Pondering private schools before the concert starts
Live 8 will be playing this weekend at a big city near you (in our location, Philadelphia), and then Bob Geldorf and Bono will be speaking at the upcoming G8 Summit. I hope they find time to read this article: Give Africa a private schooling.
In Africa, as here, parents want choice in schooling.
Bob Geldof and Bono rave about how an extra 1m-plus children are now enrolled in primary school in Kenya. All these children, the accepted wisdom goes, have been saved by the benevolence of the international community — which must give $7 to $8 billion (£3.8 to £4.4 billion) per year more so that other countries can emulate Kenya’s success.The results are replicated in not only Kenya, but Ghana and Nigeria too.
The accepted wisdom is wrong. It ignores the remarkable reality that the poor in Africa have not been waiting, helplessly, for the munificence of pop stars and western chancellors to ensure that their children get a decent education. Private schools for the poor have emerged in huge numbers in some of the most impoverished slums and villages in Africa. They cater for a majority of poor children and outperform government schools, for a fraction of the cost.

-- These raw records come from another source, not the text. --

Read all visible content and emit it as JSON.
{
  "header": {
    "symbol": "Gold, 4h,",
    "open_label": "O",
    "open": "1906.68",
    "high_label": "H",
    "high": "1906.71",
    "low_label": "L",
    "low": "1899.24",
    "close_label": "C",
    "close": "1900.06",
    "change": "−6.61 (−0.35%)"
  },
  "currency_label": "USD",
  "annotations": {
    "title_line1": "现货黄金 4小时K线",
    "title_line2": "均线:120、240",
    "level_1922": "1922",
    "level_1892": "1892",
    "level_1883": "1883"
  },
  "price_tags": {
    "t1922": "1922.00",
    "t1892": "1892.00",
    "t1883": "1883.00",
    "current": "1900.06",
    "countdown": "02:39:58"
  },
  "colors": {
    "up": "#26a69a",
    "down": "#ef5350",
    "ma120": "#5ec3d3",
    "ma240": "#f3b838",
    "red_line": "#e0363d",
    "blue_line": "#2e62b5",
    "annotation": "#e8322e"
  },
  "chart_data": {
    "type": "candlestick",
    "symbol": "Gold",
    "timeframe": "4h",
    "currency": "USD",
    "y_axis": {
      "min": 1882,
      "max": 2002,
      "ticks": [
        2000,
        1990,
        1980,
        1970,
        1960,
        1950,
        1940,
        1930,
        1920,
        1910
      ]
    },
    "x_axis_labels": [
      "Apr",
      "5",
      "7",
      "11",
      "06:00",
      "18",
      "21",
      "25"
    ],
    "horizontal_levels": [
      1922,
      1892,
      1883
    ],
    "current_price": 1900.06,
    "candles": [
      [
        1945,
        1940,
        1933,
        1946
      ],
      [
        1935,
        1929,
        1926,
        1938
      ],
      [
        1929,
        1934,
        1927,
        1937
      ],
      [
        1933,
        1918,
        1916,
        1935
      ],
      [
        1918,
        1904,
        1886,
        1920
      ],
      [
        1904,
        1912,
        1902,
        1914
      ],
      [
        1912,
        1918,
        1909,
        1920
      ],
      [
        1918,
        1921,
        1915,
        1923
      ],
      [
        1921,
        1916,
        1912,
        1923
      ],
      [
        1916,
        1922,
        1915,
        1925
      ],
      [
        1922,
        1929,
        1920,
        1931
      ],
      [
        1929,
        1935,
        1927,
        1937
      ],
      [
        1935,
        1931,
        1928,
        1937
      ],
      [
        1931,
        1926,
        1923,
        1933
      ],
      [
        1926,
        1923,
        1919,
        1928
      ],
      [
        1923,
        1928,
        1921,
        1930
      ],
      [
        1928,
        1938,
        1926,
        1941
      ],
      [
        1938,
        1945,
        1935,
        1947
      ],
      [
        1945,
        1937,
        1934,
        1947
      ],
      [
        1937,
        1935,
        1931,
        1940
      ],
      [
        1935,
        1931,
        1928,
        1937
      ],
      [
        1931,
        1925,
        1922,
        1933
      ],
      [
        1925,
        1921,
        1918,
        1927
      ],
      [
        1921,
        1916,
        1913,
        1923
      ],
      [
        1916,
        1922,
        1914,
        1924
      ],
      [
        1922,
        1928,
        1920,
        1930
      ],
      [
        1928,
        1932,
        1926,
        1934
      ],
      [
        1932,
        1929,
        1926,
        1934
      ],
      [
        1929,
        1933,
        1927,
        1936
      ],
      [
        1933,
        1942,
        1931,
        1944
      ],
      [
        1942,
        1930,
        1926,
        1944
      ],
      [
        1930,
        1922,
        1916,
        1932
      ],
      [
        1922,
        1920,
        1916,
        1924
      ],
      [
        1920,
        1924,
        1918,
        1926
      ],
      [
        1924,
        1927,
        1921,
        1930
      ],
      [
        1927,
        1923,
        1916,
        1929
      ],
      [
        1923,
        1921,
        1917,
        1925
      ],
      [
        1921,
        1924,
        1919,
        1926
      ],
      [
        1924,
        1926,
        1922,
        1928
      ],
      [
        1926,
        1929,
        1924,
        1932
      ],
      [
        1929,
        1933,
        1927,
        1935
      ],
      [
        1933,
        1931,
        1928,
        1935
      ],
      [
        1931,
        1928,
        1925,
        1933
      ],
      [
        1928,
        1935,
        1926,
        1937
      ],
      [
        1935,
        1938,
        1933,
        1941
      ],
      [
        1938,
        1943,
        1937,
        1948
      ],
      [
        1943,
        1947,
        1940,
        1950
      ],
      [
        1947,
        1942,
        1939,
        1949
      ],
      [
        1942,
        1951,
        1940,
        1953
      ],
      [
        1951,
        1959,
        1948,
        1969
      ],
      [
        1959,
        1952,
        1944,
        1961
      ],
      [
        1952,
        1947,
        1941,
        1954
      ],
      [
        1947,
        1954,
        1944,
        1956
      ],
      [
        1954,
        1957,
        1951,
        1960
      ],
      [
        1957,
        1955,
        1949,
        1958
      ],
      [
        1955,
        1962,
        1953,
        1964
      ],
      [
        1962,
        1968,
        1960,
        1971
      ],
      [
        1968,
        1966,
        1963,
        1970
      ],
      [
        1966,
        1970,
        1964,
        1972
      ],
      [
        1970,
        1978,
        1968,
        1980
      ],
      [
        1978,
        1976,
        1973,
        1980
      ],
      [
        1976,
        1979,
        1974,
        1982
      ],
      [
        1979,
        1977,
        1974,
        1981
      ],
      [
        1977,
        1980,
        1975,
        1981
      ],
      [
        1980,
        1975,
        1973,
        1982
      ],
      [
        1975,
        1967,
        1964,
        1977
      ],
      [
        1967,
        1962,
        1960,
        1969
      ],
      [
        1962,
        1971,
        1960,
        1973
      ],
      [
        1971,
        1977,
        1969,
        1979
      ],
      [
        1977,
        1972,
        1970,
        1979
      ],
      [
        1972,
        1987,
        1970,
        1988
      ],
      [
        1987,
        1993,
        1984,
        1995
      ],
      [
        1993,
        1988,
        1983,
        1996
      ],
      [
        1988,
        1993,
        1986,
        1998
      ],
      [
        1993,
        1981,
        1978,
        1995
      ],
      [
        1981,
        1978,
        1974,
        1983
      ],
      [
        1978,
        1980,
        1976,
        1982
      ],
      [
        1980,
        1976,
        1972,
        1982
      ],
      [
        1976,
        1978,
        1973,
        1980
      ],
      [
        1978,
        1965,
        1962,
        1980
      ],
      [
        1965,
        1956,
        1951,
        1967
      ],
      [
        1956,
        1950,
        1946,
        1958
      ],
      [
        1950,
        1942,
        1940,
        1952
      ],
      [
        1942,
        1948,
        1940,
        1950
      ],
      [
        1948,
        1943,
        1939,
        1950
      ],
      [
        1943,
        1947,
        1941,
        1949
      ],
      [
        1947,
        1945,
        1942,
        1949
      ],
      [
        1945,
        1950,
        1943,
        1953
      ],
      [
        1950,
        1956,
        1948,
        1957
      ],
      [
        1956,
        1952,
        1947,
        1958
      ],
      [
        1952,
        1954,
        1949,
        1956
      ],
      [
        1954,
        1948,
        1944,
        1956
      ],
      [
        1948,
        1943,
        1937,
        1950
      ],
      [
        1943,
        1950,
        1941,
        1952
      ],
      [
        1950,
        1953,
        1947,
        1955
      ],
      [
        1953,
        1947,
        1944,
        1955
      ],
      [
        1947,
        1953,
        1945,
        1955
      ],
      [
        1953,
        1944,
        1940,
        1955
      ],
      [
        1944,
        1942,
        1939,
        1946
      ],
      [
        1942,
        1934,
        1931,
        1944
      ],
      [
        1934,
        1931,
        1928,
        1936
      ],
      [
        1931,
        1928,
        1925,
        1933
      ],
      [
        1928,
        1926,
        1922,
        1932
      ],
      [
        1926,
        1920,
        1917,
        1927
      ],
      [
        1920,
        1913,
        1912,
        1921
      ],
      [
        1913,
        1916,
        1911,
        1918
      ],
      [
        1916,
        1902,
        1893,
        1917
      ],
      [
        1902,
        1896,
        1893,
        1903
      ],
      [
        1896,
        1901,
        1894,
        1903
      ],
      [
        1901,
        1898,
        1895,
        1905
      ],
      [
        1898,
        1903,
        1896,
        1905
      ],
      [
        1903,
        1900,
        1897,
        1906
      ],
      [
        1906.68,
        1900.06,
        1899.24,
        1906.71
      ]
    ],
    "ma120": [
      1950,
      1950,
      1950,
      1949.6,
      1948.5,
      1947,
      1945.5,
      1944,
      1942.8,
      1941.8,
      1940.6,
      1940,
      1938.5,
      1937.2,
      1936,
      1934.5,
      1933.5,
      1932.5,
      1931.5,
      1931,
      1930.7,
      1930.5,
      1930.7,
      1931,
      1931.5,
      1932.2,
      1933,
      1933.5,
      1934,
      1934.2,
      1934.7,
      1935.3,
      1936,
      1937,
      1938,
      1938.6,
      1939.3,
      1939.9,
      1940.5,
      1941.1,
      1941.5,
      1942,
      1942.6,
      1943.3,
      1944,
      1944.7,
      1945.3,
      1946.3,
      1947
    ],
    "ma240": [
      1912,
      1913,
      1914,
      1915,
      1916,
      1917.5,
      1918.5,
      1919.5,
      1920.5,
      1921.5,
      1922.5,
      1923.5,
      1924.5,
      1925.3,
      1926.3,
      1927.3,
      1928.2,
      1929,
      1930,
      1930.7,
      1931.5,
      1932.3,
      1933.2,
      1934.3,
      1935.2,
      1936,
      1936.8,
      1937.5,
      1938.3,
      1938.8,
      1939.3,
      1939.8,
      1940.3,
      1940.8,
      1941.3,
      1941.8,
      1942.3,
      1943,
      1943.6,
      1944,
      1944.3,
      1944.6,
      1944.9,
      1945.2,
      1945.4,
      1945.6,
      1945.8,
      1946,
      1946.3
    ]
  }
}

Not that the "public" schools were free to begin with,
The final rub was that “free” primary education was not only poor quality, it was also not “free”. Perhaps to keep slum children out — certainly the headmistress from Olympic, where the chancellor visited, was candid that she objected to the “dirty, smelly and uncouth” slum children in her smart school — state schools insist that parents purchase two sets of uniforms before the term starts, including shoes — prohibitively expensive to parents from the slums. One parent told me: “I prefer to pay school fees and forget the uniform.”Samizdata and Hispalibertas explore the subject. The Gantelope blog deals with school choice in our country.